The Baby: a wonky white trash cross-dressing wonder
by Drew Rowsome- Photos by Cylla von Tiedemann
It was a relief to discover in the program notes, that The Baby (the play) is based on a cult film, The Baby. Otherwise one would have serious doubts about creator Dan Spurgeon's sanity. The Baby (the play) is demented even by the outré standards of the haghorrorgenre, campy beyond belief, and wildly entertaining. Somewhere Charles Ludlam is smiling.
The Storefront Theatre is reconfigured into a flexible black box divided by cheerful '60s pop art panels. Bouncy, cheesy pop fills the air - "Tie a Yellow Ribbon 'Round the Old Oak Tree" and a catchy saccharine version of "Brandy" by some group like the New Christy Minstrels - and the combination is so aesthetically horrifying and pleasing that I would have been content to sit there for hours.
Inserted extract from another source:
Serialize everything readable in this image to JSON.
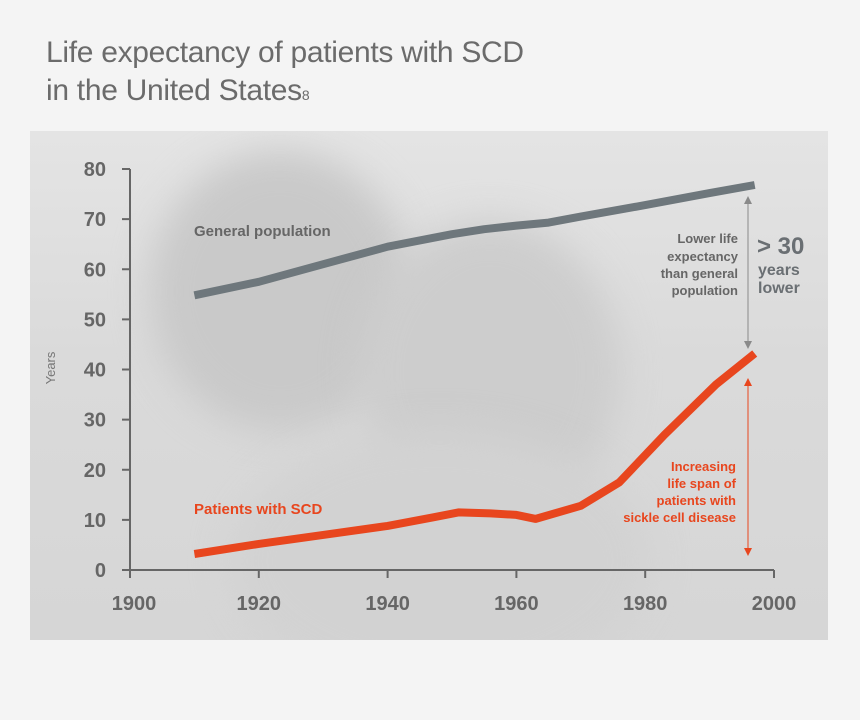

Herb Alpert's version of "Thus Spake Zarathustra" seductively blares and the lights go down. Then things get real crazy.
A social worker arrives to visit the trailer trash family the Wadsworths - mother, two daughters and Baby. From there on in, The Baby is a rollicking comedy, a hag horror spectacle, a violent mystery, and something completely tackily unclassifiable. The audience roared with laughter, spontaneously applauded a soliloquy in song, and, unusual for a Toronto audience, gasped in shock. There is much side-eye, many ominous statements, a '70s-themed out-of-control party, and fabulous fabulous outfits. Even the set changes have been choreographed to within an inch of their lives and milk comedy out of necessity.
The script is, as the film must be, dreadfully earnest and plot-heavy - though the final twist did catch me totally by surprise, I laughed uncontrollably in sheer horror - but that just gives the cast a chance to interpret and over-emote. Claire Burns is the sexpot sister with lesbian leerings and double takes that bring down the house; Alicia Richardson is the sexpot sister who is also a gleeful sadist. Jeanie Calleja is the buttoned-down social worker with some nasty secrets. Candi Zell gives the loopiest line readings this side of Ann Holloway and is totally endearing even while going full-on Mommie Dearest. They are supported by a large and dedicated cast/scenery movers - including Alex Dault (Firebrand), Nicholas Porteous (Goodnight Desdemona, Good Morning Juliet) and Olivia Marshman who is also responsible for the elaborate choreography - who grab every scrap of spotlight available.
There is little space left a centrestage. Jeff Dingle (Lord of the Flies) is a scene-stealer as the diapered, disturbing and sexually developing Baby, but not even Joan Crawford back from the dead would be noticed while Frank Blocker as Mama Wadsworth is present. Imperious, radiant, imposing and terrifying, Blocker can twist a lipsticked lip or cock an eyebrow, and the audience convulses. A simple line like "You lying bitch" consists of ten or more syllables, each over-ripe with meaning, menace and innuendo. It is drag on steroids, acting skating on the edge of world domination.
The Baby wallows in its perversity and B-movie roots and is just plain trashy fun. You will laugh, you will choke on that laughter, and by the end you will be somewhat dazed and probably uncomfortable at having your taboos tested. And you will be bouncing out into the night to the gleeful ghastly earworms of '70s schlock pop. Somewhere Charles Ludlam is smiling.